The morning my grandmother died I got a call from my mom. She gave me the news and after talking to my husband and my sister and a few colleagues, I decided to go home and be with my family. There wasn’t going to be a funeral right away but I wanted to see my parents and hug my Dad. It felt like the right thing to do. It also felt right to get there as fast as I could. I tried to go fast without going too fast, but that line is a blurry one, especially when the roads are as empty as you’d imagine at mid-morning Wednesday in a rural town. I lost track of my thoughts and before I knew it the all-too-familiar red and blue lights were flashing in my rear view.
The police officer was about as thrilled to see me as I was to see him, and the second I saw his grimace I knew I wouldn’t tell him why I was driving so fast. He didn’t seem like the type who’d care about the sob story of a young woman in a nice car who somehow wasn’t working on a Wednesday. It didn’t help matters that in my panic I couldn’t find my registration. He coldly handed me a big ticket and drove away, leaving me alone on the side of the road where my emotions came in a flood, albeit one that came far too late to make a difference. Defeated, I called Scott in tears, and he promised that we’d take it to court. He was indignant and strong in the face of my utter helplessness and void of even an ounce of annoyance at the pile of points I’d just added to our insurance. Ever my champion.
Three weeks and a box of Kleenex later, Scott was making good on his promise. We pull into the parking lot at the one-room courthouse an hour early and decide to stroll around the tiny surrounding town. We walk hand-in-hand, split a slice of pizza, then find an empty park bench where we can watch the sun dance off the river adjacent to town. I take off my shoes and let my feet soak up the sun. What a beautiful day to have time to waste. We eventually meander back to the building and find our way inside, and not long after we’ve sat down on the church-like courtroom pews, my parents join us. Since we’re so close I’ve asked them to meet us for lunch, and they decide to also take in the show. They come in and sit behind me and immediately the jokes begin. I’m nervous but can’t help but laugh at my Dad’s loud pronouncements that I’m going straight to the slammer. I look at a girl across the aisle whose eyes are wide enough to believe him.

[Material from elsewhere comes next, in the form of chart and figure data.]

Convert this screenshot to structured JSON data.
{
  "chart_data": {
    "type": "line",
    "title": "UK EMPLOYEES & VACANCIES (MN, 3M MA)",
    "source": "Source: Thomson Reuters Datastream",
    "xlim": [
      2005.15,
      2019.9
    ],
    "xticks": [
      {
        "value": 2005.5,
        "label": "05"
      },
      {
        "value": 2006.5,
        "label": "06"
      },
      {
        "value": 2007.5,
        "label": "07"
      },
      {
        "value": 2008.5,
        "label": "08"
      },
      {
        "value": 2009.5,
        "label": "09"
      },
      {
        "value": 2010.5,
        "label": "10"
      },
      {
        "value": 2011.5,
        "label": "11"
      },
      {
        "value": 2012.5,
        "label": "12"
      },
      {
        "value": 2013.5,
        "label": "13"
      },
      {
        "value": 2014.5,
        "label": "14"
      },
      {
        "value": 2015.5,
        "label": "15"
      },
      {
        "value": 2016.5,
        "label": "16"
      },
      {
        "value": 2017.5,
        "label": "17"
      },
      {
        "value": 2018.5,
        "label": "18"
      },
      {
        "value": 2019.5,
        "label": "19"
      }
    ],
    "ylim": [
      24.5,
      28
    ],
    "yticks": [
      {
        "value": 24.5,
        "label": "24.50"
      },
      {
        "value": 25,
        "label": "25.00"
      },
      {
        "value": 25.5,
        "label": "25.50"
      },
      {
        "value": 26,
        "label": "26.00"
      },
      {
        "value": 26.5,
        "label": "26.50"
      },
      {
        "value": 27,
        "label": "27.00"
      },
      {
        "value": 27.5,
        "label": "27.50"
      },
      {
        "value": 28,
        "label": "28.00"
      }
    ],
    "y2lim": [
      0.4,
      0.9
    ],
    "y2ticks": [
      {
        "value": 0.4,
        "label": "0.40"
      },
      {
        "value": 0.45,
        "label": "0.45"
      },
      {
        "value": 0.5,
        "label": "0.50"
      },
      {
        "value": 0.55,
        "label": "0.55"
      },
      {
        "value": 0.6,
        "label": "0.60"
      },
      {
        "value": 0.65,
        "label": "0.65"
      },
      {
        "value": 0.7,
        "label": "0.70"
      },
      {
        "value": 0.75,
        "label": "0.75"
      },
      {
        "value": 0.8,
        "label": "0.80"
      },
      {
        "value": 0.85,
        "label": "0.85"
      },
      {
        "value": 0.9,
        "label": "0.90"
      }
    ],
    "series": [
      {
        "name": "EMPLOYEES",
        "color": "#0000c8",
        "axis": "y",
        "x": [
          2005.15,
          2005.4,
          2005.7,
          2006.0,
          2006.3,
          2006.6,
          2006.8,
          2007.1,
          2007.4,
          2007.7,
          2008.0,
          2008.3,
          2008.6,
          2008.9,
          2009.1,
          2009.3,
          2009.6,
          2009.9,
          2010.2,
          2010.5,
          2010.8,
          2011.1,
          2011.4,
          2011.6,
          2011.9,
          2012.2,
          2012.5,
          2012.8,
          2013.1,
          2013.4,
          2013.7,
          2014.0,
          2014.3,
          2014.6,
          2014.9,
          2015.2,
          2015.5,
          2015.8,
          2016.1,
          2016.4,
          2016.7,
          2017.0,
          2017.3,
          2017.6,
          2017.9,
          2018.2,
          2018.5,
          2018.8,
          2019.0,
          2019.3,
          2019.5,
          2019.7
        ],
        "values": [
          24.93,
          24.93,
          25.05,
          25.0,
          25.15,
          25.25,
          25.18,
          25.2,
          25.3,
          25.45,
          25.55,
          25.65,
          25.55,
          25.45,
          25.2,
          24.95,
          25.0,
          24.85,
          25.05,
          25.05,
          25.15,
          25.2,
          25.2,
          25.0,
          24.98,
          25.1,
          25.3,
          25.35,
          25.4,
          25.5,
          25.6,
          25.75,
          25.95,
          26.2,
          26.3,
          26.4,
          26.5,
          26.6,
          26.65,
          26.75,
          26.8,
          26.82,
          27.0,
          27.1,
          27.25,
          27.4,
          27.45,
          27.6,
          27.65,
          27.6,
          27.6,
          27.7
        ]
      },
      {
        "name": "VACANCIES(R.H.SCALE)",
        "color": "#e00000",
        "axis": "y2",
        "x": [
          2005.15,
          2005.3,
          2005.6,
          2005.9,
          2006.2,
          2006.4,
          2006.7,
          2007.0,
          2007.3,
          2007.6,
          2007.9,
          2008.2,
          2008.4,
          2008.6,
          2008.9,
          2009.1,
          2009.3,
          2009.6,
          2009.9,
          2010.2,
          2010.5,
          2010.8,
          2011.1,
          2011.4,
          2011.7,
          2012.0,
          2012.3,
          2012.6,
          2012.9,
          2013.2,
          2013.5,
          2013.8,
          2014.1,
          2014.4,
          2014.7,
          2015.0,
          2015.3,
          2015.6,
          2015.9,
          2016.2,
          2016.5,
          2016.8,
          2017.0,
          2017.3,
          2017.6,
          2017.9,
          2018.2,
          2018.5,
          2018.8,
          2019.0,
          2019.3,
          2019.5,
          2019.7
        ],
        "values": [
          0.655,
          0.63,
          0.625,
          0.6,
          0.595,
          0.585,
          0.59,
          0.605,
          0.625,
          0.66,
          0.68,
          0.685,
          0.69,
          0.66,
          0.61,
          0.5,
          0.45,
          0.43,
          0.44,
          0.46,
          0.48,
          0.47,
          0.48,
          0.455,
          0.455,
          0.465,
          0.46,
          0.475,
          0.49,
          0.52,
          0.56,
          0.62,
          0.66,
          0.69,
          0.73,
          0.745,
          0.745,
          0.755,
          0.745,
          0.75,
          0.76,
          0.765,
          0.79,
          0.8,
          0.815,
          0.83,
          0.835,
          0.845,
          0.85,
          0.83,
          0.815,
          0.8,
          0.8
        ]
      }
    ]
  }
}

The time comes, and it doesn’t bode the way I had hoped. The judge is the type that’s perpetually unmoved, even by my most sincere of stories. I leave in shock at his stoniness and then sympathy for the rest of the nearly full courtroom, whose hopes of probation before judgment must have been dashed after they saw that even a dead grandmother wouldn’t get you off. After my emotions settle I’m left not with a sense of resentment at the judge’s apathy or frustration with the financial loss, which of course isn’t fun. Instead, I just feel lucky that I have a husband and parents who care about me enough to endure the pain that is traffic court, and happy that I get to spend the rest of a beautiful afternoon sitting in the sun, relaxing and chatting with them. That alone is worth the cost of the ticket and more.